Wireguard tutorial for client use?

[tusc]

Now that 19.7.3 is out I though I'd try to setup Wireguard with my Mulvad account. I'd like to use policy routing so only a subset of clients in the LAN route through the Wireguard tunnel. Are there any guides out there on how to set this up similar to the openvpn guides? Everything I find on Wireguard and OPNsense is about road warriors. Thanks.

[hbc]

It's always good to have a wineguard. Keeps care not to drink too much alcohol 

[tusc]

LOL. I didn't catch that typo. Fixed now. Thanks!

[mimugmail]

Have you read Mullvad Guide at OPNsense Docs?

[tusc]

Have you read Mullvad Guide at OPNsense Docs?

This link? https://docs.opnsense.org/manual/how-tos/wireguard-client-mullvad.html

I have. I can establish a tunnel to Mullvad. My issue is figuring out the rest, what NAT rules to add for policy routing, what should "allowed IPs" be set to, what should the gateway IP address be set to?

*EDIT*

Ok,

I think I have everything in place, the NAT outbound rule, FW LAN rule with the gateway selected. Unfortunately the gateway shows as defunct and I cannot get traffic through the tunnel.

[swingline]

Have you read Mullvad Guide at OPNsense Docs?

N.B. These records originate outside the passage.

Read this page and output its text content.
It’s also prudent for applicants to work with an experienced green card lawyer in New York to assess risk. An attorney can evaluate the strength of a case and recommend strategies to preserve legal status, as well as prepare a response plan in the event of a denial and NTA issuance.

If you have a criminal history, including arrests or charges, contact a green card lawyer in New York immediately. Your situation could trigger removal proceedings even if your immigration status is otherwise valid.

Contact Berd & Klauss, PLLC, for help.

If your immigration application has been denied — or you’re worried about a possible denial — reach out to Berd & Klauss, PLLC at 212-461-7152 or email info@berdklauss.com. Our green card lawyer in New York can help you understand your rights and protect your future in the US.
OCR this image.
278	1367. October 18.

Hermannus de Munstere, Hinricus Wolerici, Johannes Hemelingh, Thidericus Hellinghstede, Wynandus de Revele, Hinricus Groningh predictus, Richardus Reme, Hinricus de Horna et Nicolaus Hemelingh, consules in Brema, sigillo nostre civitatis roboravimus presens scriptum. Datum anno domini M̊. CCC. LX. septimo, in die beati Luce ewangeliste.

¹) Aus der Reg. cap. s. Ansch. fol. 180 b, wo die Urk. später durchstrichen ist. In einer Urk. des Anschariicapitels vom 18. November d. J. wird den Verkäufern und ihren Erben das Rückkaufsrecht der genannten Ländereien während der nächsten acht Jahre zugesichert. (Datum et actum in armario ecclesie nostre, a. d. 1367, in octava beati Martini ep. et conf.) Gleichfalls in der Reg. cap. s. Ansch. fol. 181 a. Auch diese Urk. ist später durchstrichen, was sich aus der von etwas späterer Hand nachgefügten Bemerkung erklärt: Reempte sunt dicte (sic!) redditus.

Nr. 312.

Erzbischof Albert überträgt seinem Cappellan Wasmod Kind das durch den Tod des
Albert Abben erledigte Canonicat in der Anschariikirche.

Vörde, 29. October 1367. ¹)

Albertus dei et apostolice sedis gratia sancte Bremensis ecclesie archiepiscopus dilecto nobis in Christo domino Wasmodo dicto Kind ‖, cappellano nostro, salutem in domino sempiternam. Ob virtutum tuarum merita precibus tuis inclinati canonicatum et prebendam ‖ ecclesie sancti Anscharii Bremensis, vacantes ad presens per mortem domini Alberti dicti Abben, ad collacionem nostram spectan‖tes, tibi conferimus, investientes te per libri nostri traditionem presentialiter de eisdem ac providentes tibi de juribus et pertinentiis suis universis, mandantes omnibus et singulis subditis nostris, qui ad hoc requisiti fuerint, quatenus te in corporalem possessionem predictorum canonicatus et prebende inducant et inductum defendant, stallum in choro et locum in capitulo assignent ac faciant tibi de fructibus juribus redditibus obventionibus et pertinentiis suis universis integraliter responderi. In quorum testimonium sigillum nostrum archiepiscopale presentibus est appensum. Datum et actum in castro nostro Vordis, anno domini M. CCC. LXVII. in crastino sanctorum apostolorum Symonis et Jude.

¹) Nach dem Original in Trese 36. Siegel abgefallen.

This link? https://docs.opnsense.org/manual/how-tos/wireguard-client-mullvad.html

I have. I can establish a tunnel to Mullvad. My issue is figuring out the rest, what NAT rules to add for policy routing, what should "allowed IPs" be set to, what should the gateway IP address be set to?

*EDIT*

Ok,

I think I have everything in place, the NAT outbound rule, FW LAN rule with the gateway selected. Unfortunately, the gateway shows as defunct and I cannot get traffic through the tunnel.

You have to put an IP address in the gateway or it won't work.

I have my wireguard server running on a VPS, and I am unable to get policy-based routing to work using a created gateway for wireguard. I have to route all of the LAN subnet out the wireguard interface. But I was able to selectively bypass wireguard with aliases and using the WAN gateway.

[mimugmail]

Let's say your WG server has tunnel address 10.1.1.1 and your WG client has 10.1.1.10. Then you create on the WG client a gateway in interface WG (it has to be assigned) with gateway IP 10.1.1.1. And with 19.7.3 you have hidden behind advanced field in local instance (still on client) a Gateway field. There you also type 10.1.1.1 and restart the daemon.

Now you can set policy routes via rules.